Cocaine class assignment enrages parents
Scott Pick was shocked when he noticed that make-up work, given to his 11-year-old son after he missed class at Bear Creek Intermediate due to illness, detailed the supply chain of cocaine from cartel to the mean streets.
“I walked by and noticed that in big bold letters across the front of his assignment it said… cocaine,” Pick told CBS 11. “I felt like they were giving my kid a diagram of how to become a drug dealer.”
He explained the incident has spawned some uncomfortable drug-related questions and he refused to let his son complete the class paper, which asks students to think “critically” about the narcotic.
Entitled The Cocaine Trade: From Field to Street, the Texas school science assignment was presumably well-intentioned and not aimed at producing the next Pablo Escobar.

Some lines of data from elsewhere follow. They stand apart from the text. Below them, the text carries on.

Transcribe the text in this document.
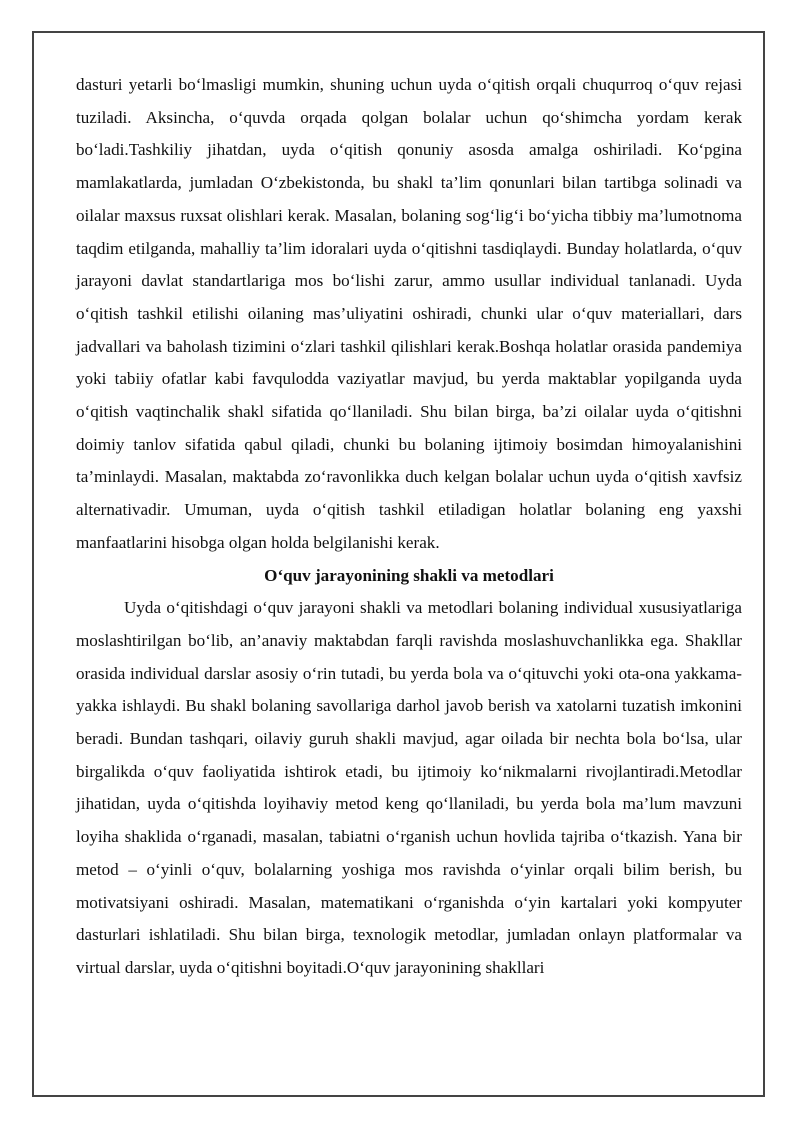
dasturi yetarli bo‘lmasligi mumkin, shuning uchun uyda o‘qitish orqali chuqurroq o‘quv rejasi tuziladi. Aksincha, o‘quvda orqada qolgan bolalar uchun qo‘shimcha yordam kerak bo‘ladi.Tashkiliy jihatdan, uyda o‘qitish qonuniy asosda amalga oshiriladi. Ko‘pgina mamlakatlarda, jumladan O‘zbekistonda, bu shakl ta’lim qonunlari bilan tartibga solinadi va oilalar maxsus ruxsat olishlari kerak. Masalan, bolaning sog‘lig‘i bo‘yicha tibbiy ma’lumotnoma taqdim etilganda, mahalliy ta’lim idoralari uyda o‘qitishni tasdiqlaydi. Bunday holatlarda, o‘quv jarayoni davlat standartlariga mos bo‘lishi zarur, ammo usullar individual tanlanadi. Uyda o‘qitish tashkil etilishi oilaning mas’uliyatini oshiradi, chunki ular o‘quv materiallari, dars jadvallari va baholash tizimini o‘zlari tashkil qilishlari kerak.Boshqa holatlar orasida pandemiya yoki tabiiy ofatlar kabi favqulodda vaziyatlar mavjud, bu yerda maktablar yopilganda uyda o‘qitish vaqtinchalik shakl sifatida qo‘llaniladi. Shu bilan birga, ba’zi oilalar uyda o‘qitishni doimiy tanlov sifatida qabul qiladi, chunki bu bolaning ijtimoiy bosimdan himoyalanishini ta’minlaydi. Masalan, maktabda zo‘ravonlikka duch kelgan bolalar uchun uyda o‘qitish xavfsiz alternativadir. Umuman, uyda o‘qitish tashkil etiladigan holatlar bolaning eng yaxshi manfaatlarini hisobga olgan holda belgilanishi kerak.

O‘quv jarayonining shakli va metodlari

Uyda o‘qitishdagi o‘quv jarayoni shakli va metodlari bolaning individual xususiyatlariga moslashtirilgan bo‘lib, an’anaviy maktabdan farqli ravishda moslashuvchanlikka ega. Shakllar orasida individual darslar asosiy o‘rin tutadi, bu yerda bola va o‘qituvchi yoki ota-ona yakkama-yakka ishlaydi. Bu shakl bolaning savollariga darhol javob berish va xatolarni tuzatish imkonini beradi. Bundan tashqari, oilaviy guruh shakli mavjud, agar oilada bir nechta bola bo‘lsa, ular birgalikda o‘quv faoliyatida ishtirok etadi, bu ijtimoiy ko‘nikmalarni rivojlantiradi.Metodlar jihatidan, uyda o‘qitishda loyihaviy metod keng qo‘llaniladi, bu yerda bola ma’lum mavzuni loyiha shaklida o‘rganadi, masalan, tabiatni o‘rganish uchun hovlida tajriba o‘tkazish. Yana bir metod – o‘yinli o‘quv, bolalarning yoshiga mos ravishda o‘yinlar orqali bilim berish, bu motivatsiyani oshiradi. Masalan, matematikani o‘rganishda o‘yin kartalari yoki kompyuter dasturlari ishlatiladi. Shu bilan birga, texnologik metodlar, jumladan onlayn platformalar va virtual darslar, uyda o‘qitishni boyitadi.O‘quv jarayonining shakllari
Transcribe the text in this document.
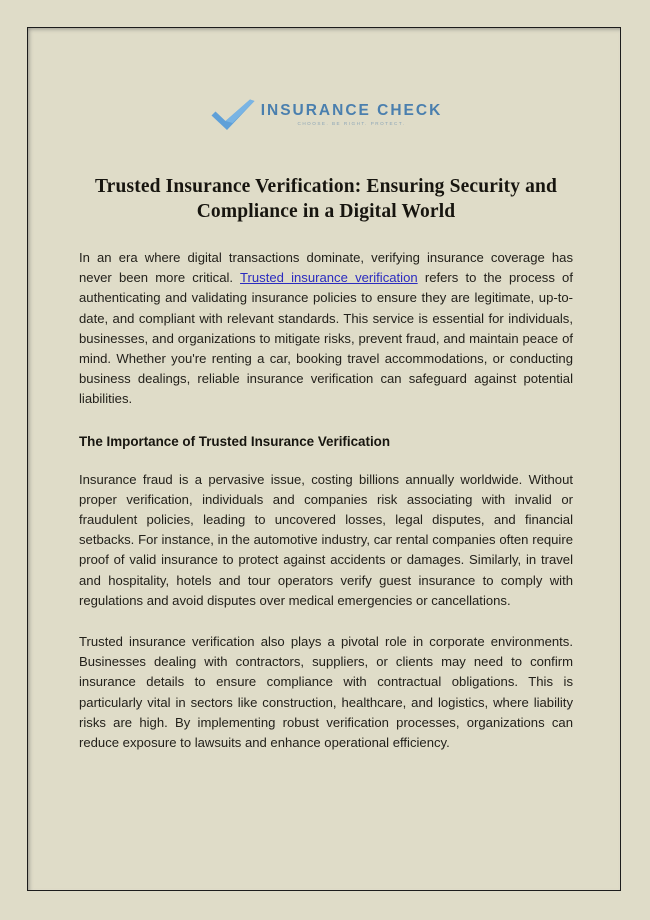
INSURANCE CHECK
CHOOSE. BE RIGHT. PROTECT.
Trusted Insurance Verification: Ensuring Security and Compliance in a Digital World

In an era where digital transactions dominate, verifying insurance coverage has never been more critical. Trusted insurance verification refers to the process of authenticating and validating insurance policies to ensure they are legitimate, up-to-date, and compliant with relevant standards. This service is essential for individuals, businesses, and organizations to mitigate risks, prevent fraud, and maintain peace of mind. Whether you're renting a car, booking travel accommodations, or conducting business dealings, reliable insurance verification can safeguard against potential liabilities.

The Importance of Trusted Insurance Verification

Insurance fraud is a pervasive issue, costing billions annually worldwide. Without proper verification, individuals and companies risk associating with invalid or fraudulent policies, leading to uncovered losses, legal disputes, and financial setbacks. For instance, in the automotive industry, car rental companies often require proof of valid insurance to protect against accidents or damages. Similarly, in travel and hospitality, hotels and tour operators verify guest insurance to comply with regulations and avoid disputes over medical emergencies or cancellations.

Trusted insurance verification also plays a pivotal role in corporate environments. Businesses dealing with contractors, suppliers, or clients may need to confirm insurance details to ensure compliance with contractual obligations. This is particularly vital in sectors like construction, healthcare, and logistics, where liability risks are high. By implementing robust verification processes, organizations can reduce exposure to lawsuits and enhance operational efficiency.
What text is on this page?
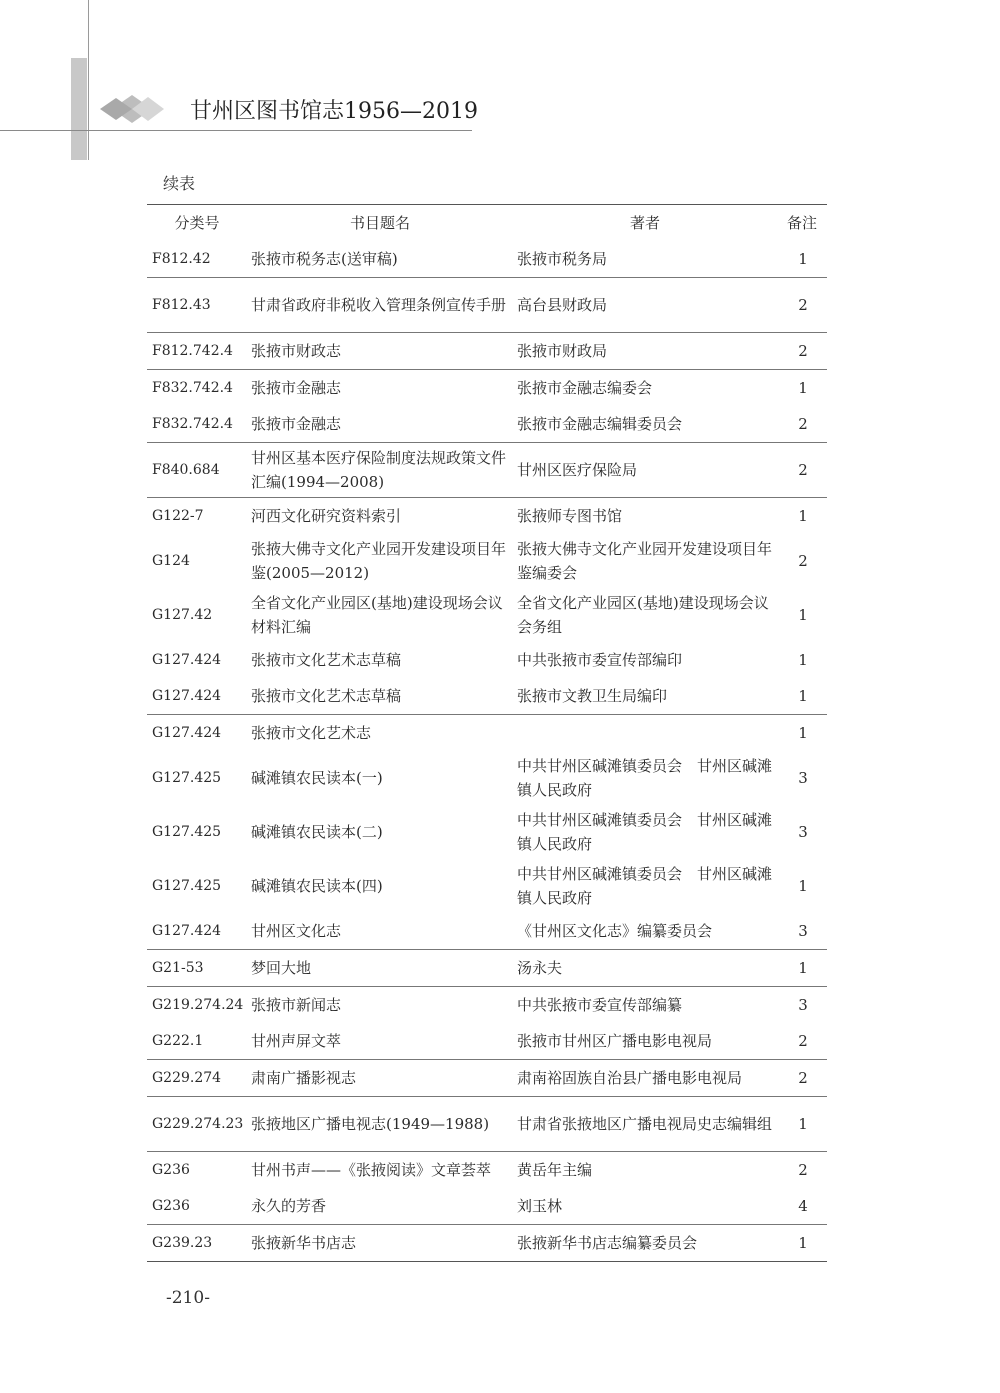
甘州区图书馆志1956—2019
续表
分类号	书目题名	著者	备注
F812.42	张掖市税务志(送审稿)	张掖市税务局	1
F812.43	甘肃省政府非税收入管理条例宣传手册	高台县财政局	2
F812.742.4	张掖市财政志	张掖市财政局	2
F832.742.4	张掖市金融志	张掖市金融志编委会	1
F832.742.4	张掖市金融志	张掖市金融志编辑委员会	2
F840.684	甘州区基本医疗保险制度法规政策文件汇编(1994—2008)	甘州区医疗保险局	2
G122-7	河西文化研究资料索引	张掖师专图书馆	1
G124	张掖大佛寺文化产业园开发建设项目年鉴(2005—2012)	张掖大佛寺文化产业园开发建设项目年鉴编委会	2
G127.42	全省文化产业园区(基地)建设现场会议材料汇编	全省文化产业园区(基地)建设现场会议会务组	1
G127.424	张掖市文化艺术志草稿	中共张掖市委宣传部编印	1
G127.424	张掖市文化艺术志草稿	张掖市文教卫生局编印	1
G127.424	张掖市文化艺术志		1
G127.425	碱滩镇农民读本(一)	中共甘州区碱滩镇委员会　甘州区碱滩镇人民政府	3
G127.425	碱滩镇农民读本(二)	中共甘州区碱滩镇委员会　甘州区碱滩镇人民政府	3
G127.425	碱滩镇农民读本(四)	中共甘州区碱滩镇委员会　甘州区碱滩镇人民政府	1
G127.424	甘州区文化志	《甘州区文化志》编纂委员会	3
G21-53	梦回大地	汤永夫	1
G219.274.24	张掖市新闻志	中共张掖市委宣传部编纂	3
G222.1	甘州声屏文萃	张掖市甘州区广播电影电视局	2
G229.274	肃南广播影视志	肃南裕固族自治县广播电影电视局	2
G229.274.23	张掖地区广播电视志(1949—1988)	甘肃省张掖地区广播电视局史志编辑组	1
G236	甘州书声——《张掖阅读》文章荟萃	黄岳年主编	2
G236	永久的芳香	刘玉林	4
G239.23	张掖新华书店志	张掖新华书店志编纂委员会	1
-210-
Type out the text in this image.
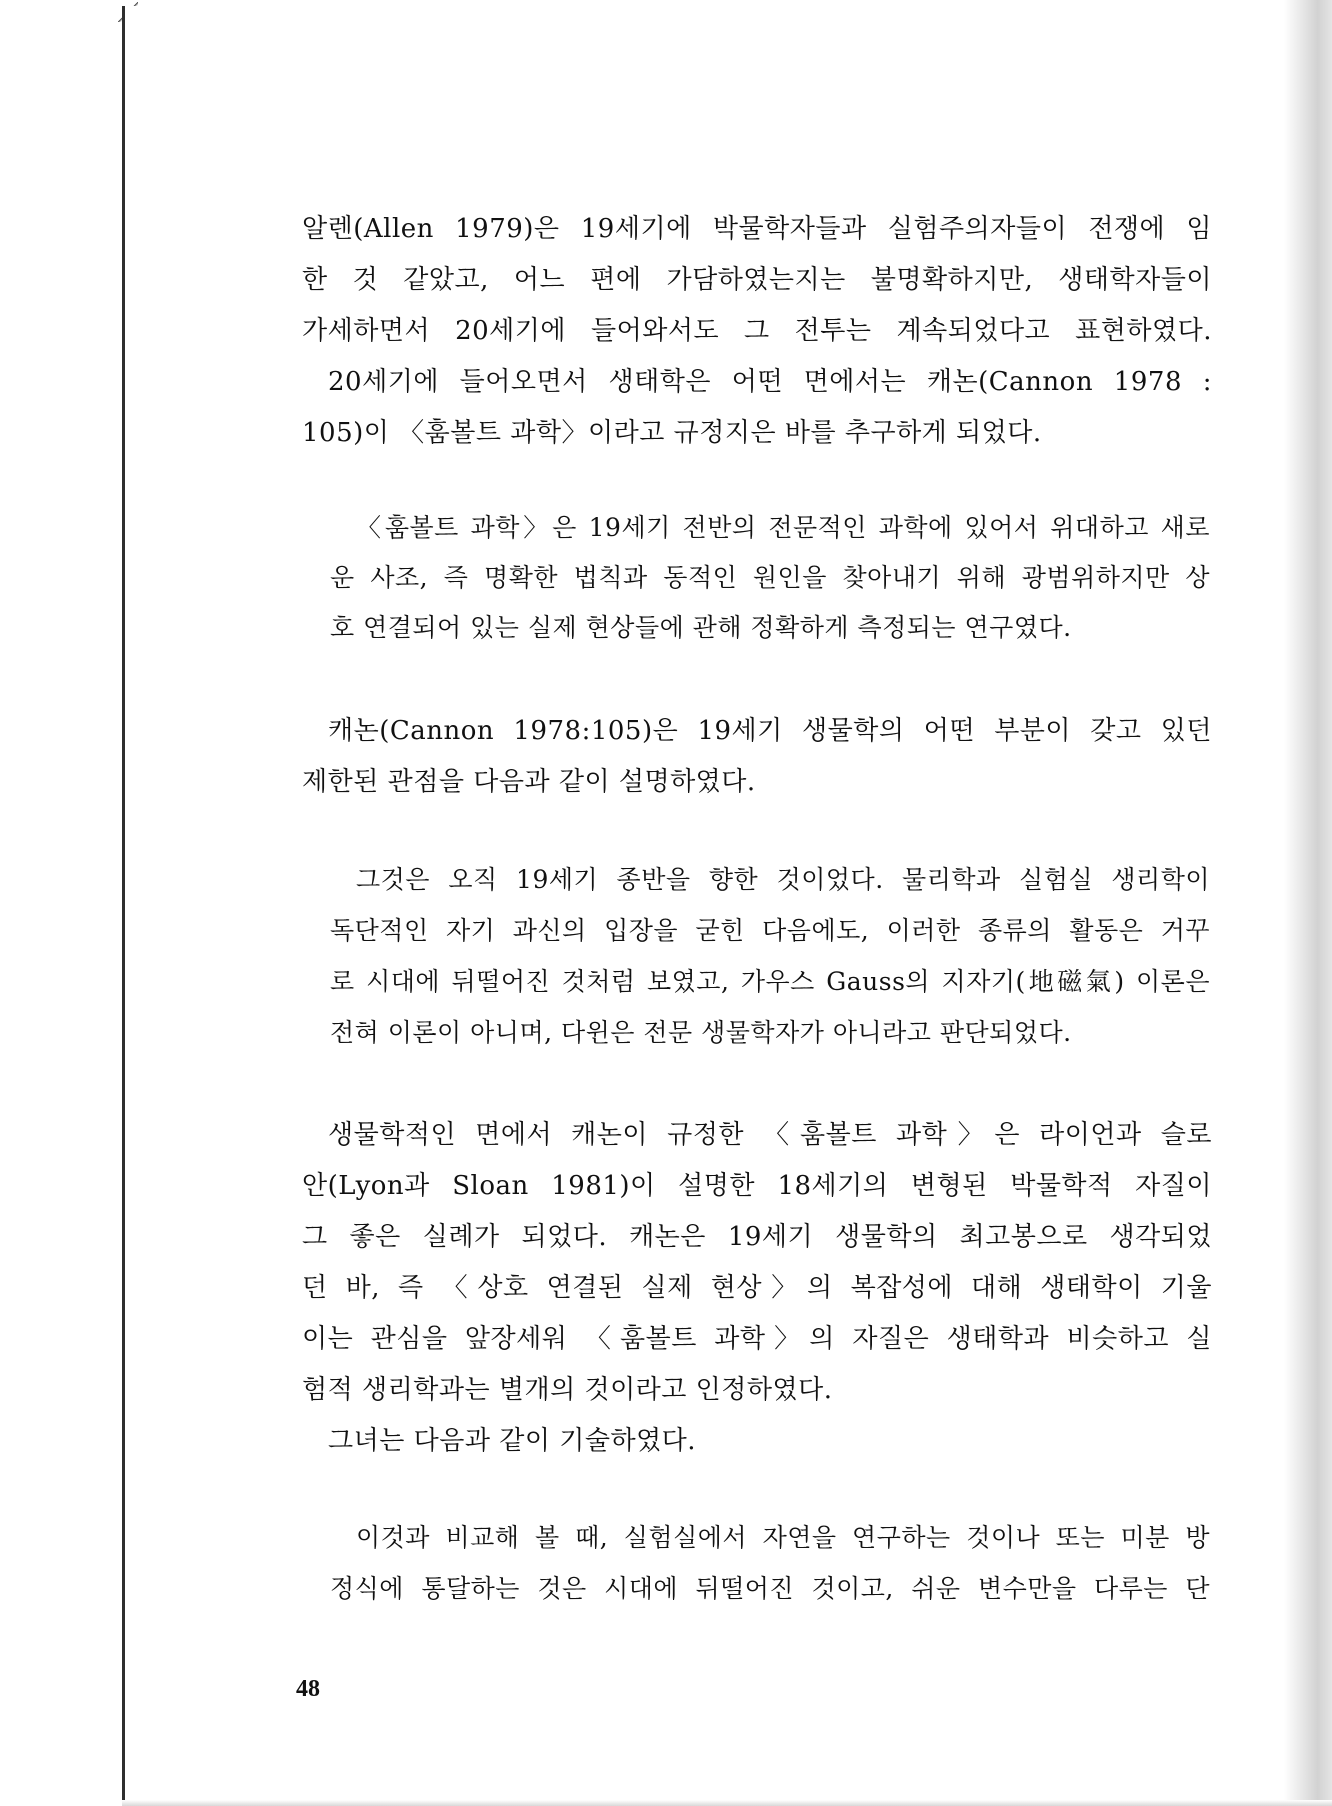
알렌(Allen 1979)은 19세기에 박물학자들과 실험주의자들이 전쟁에 임
한 것 같았고, 어느 편에 가담하였는지는 불명확하지만, 생태학자들이
가세하면서 20세기에 들어와서도 그 전투는 계속되었다고 표현하였다.
20세기에 들어오면서 생태학은 어떤 면에서는 캐논(Cannon 1978 :
105)이 〈훔볼트 과학〉이라고 규정지은 바를 추구하게 되었다.
〈훔볼트 과학〉은 19세기 전반의 전문적인 과학에 있어서 위대하고 새로
운 사조, 즉 명확한 법칙과 동적인 원인을 찾아내기 위해 광범위하지만 상
호 연결되어 있는 실제 현상들에 관해 정확하게 측정되는 연구였다.
캐논(Cannon 1978:105)은 19세기 생물학의 어떤 부분이 갖고 있던
제한된 관점을 다음과 같이 설명하였다.
그것은 오직 19세기 종반을 향한 것이었다. 물리학과 실험실 생리학이
독단적인 자기 과신의 입장을 굳힌 다음에도, 이러한 종류의 활동은 거꾸
로 시대에 뒤떨어진 것처럼 보였고, 가우스 Gauss의 지자기(地磁氣) 이론은
전혀 이론이 아니며, 다윈은 전문 생물학자가 아니라고 판단되었다.
생물학적인 면에서 캐논이 규정한 〈훔볼트 과학〉은 라이언과 슬로
안(Lyon과 Sloan 1981)이 설명한 18세기의 변형된 박물학적 자질이
그 좋은 실례가 되었다. 캐논은 19세기 생물학의 최고봉으로 생각되었
던 바, 즉 〈상호 연결된 실제 현상〉의 복잡성에 대해 생태학이 기울
이는 관심을 앞장세워 〈훔볼트 과학〉의 자질은 생태학과 비슷하고 실
험적 생리학과는 별개의 것이라고 인정하였다.
그녀는 다음과 같이 기술하였다.
이것과 비교해 볼 때, 실험실에서 자연을 연구하는 것이나 또는 미분 방
정식에 통달하는 것은 시대에 뒤떨어진 것이고, 쉬운 변수만을 다루는 단
48
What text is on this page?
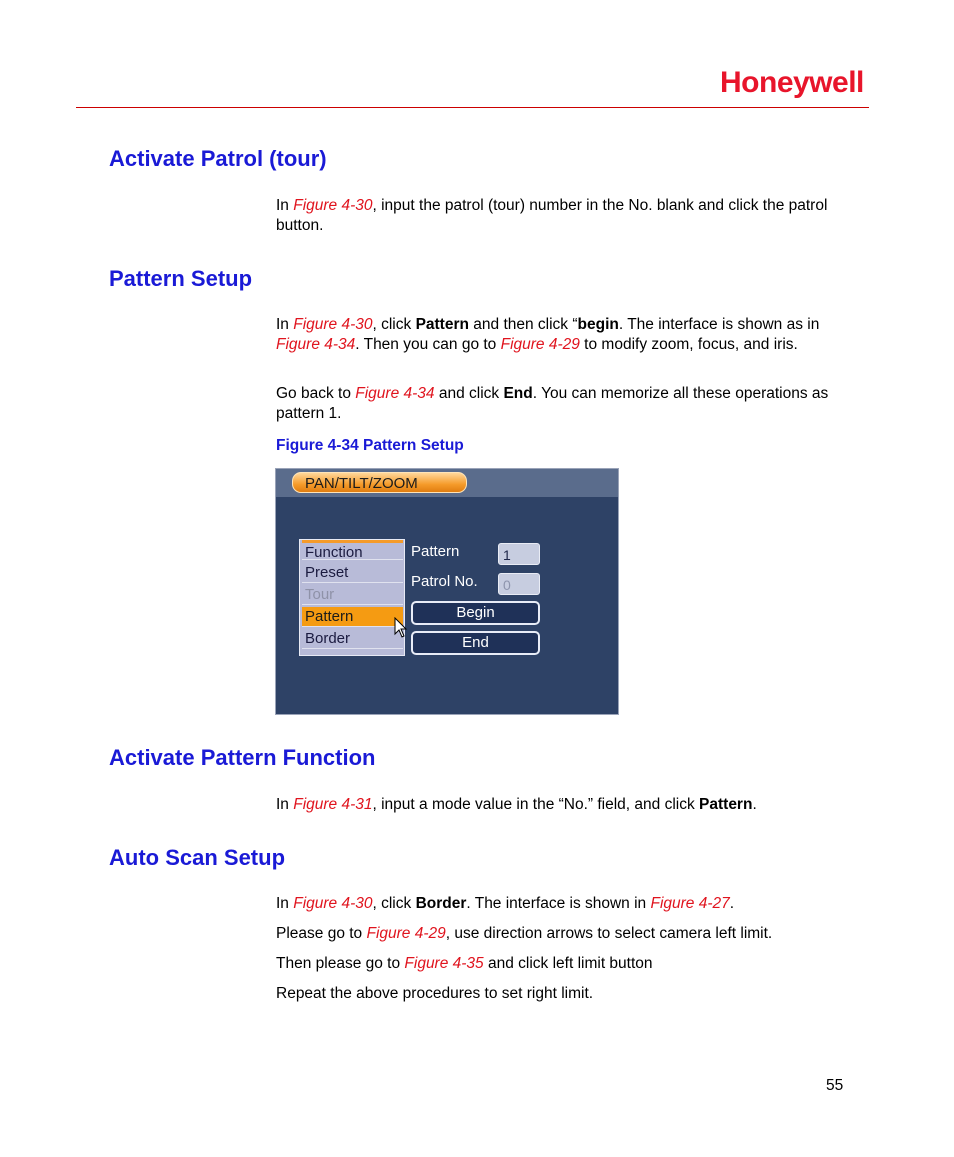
Honeywell
Activate Patrol (tour)

In Figure 4-30, input the patrol (tour) number in the No. blank and click the patrol button.

Pattern Setup

In Figure 4-30, click Pattern and then click “begin. The interface is shown as in Figure 4-34. Then you can go to Figure 4-29 to modify zoom, focus, and iris.

Go back to Figure 4-34 and click End. You can memorize all these operations as pattern 1.

Figure 4-34 Pattern Setup
PAN/TILT/ZOOM
Function
Preset
Tour
Pattern
Border
Pattern	1
Patrol No.	0
Begin
End
Activate Pattern Function

In Figure 4-31, input a mode value in the “No.” field, and click Pattern.

Auto Scan Setup

In Figure 4-30, click Border. The interface is shown in Figure 4-27.

Please go to Figure 4-29, use direction arrows to select camera left limit.

Then please go to Figure 4-35 and click left limit button

Repeat the above procedures to set right limit.

55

“Keller ISD takes the issue of drug abuse very seriously, and as such, allocates multiple resources to combat abuse through drug education and intervention,” a school statement to CBS 11 said. “The study sheet in question will be reviewed before being considered for future use. The district will continue its concerted efforts to review, remind, and revise drug educational material on a regular basis.”
After this story broke, @KellerISD tweeted this week about the $100,000 government grant it received for drug prevention.
Keller ISD has been awarded a $100,000 drug prevention grant for a Community Coalition Task Force. https://t.co/soAJfP2UMQ— Keller Schools (@KellerISD) December 14, 2015
Texas is used to defending its educational materials. This year, textbook publisher McGraw-Hill had to change its reference to slaves as 'workers' after one mother's social media campaign.
“It’s no accident that this happened in Texas,” Kathy Miller, president of the Texas Freedom Network, told the New York Times. “We have a textbook adoption process that’s so politicized and so flawed that it’s become almost a punch line for comedians.”
Last year, the state clamped down on the citizen review boards that scrutinize textbooks after complaints that the pseudo-scientific religious argument called intelligent design was being taught alongside evolution.